Traditionally, India hasn’t responded with military force. The December 2001 terrorist attack on the Indian parliament in New Delhi led to a military mobilisation, but no clashes. In 2008, the Indian government ruled out any military response to the terrorist attack on Mumbai. But the September 2016 Uri terrorist attack, which targeted an Indian army infantry base and killed 18 Indian soldiers, led to a change in India’s response. This attack came in the wake of another major terror attack in January 2016 on the Indian air force base in Pathankot. After two major strikes, the Indian leadership was presented with a dilemma, and it responded with what was called a ‘surgical strike’—a commando attack—on Pakistani terror hideouts.
In 2019, India suffered another major terrorist attack in Pulwama, killing dozens of Central Reserve Police Force personnel. This showed Pakistan escalating the strikes, not only in scale; it was also an escalation in messaging, considering the bold, open claim by Jaish-e-Mohammed, a Pakistan-based terrorist group, that it carried out the terror strikes. Worried that its 2016 surgical strikes didn’t have the necessary deterrence effect, India escalated, launching air strikes on a terrorist base in Balakot, Pakistan. This was the first time that Indian combat planes had attacked Pakistani territory since the 1971 India-Pakistan war.
This radical shift was the result of India’s conclusion that non-military measures were having no effect on Pakistan. India had previously responded to terrorist attacks with diplomatic punishment, including curtailing talks or limiting diplomatic interaction with Pakistan. In addition, New Delhi usually sought international diplomatic pressure to constrain Pakistan. Such policy measures failed to change Pakistan’s policy on state-sponsored terrorism. India’s lack of effective and forceful options led Pakistan to dangerously misread India’s possible responses.
Now that India has carried out retaliatory strikes on Pakistan, there is a strong likelihood that Pakistan will respond in some limited fashion to satisfy its domestic constituency. But it is highly unlikely that the two sides will intentionally escalate the current crisis to a prolonged series of clashes.

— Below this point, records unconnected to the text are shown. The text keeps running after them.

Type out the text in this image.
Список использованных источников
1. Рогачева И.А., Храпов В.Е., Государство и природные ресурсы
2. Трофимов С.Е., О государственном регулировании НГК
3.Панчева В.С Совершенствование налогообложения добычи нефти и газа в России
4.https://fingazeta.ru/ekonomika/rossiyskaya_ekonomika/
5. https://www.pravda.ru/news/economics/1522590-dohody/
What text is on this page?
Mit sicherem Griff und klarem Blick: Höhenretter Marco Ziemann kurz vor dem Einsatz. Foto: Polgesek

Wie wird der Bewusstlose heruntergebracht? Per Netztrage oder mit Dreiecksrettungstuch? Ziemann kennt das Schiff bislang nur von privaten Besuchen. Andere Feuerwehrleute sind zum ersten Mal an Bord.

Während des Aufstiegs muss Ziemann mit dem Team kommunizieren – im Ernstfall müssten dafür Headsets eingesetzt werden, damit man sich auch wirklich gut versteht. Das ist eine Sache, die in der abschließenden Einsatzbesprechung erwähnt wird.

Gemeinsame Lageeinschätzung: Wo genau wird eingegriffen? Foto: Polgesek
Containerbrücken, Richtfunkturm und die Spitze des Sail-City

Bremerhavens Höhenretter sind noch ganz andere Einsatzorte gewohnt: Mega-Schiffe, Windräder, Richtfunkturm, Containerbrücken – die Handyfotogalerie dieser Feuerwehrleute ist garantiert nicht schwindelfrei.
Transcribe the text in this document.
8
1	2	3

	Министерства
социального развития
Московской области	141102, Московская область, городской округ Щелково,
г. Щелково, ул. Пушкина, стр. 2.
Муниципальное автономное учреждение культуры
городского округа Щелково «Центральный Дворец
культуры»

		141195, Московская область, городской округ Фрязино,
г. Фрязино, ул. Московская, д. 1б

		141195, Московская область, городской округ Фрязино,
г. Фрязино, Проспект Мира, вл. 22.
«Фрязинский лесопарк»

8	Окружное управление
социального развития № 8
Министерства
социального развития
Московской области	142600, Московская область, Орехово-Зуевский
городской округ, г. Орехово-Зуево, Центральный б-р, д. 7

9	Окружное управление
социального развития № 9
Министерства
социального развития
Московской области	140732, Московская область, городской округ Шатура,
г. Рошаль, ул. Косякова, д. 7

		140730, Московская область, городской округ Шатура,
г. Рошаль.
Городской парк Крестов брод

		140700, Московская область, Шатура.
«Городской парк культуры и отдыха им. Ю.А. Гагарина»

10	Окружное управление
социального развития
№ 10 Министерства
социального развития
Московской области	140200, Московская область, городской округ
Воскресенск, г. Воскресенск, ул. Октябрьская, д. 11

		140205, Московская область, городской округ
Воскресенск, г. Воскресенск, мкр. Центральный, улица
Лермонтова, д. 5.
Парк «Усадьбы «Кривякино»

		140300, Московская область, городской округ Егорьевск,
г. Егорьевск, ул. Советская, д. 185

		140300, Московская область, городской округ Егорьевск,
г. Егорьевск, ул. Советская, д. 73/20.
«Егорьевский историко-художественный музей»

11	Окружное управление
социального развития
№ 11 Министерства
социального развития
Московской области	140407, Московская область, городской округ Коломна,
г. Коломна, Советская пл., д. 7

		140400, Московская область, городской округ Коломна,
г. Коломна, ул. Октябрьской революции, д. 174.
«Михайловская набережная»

Though both states are nuclear-armed powers, nuclear weapons are unlikely to play any direct role in these clashes. Nevertheless, given their proximity to one another, one cannot rule out escalation dynamics. Pakistan will likely try to leverage this, invoking such scenarios to put international diplomatic pressure on India. This may have worked in previous conflicts, but as tensions heighten globally, foreign powers are unlikely to be as invested in talking the two sides down.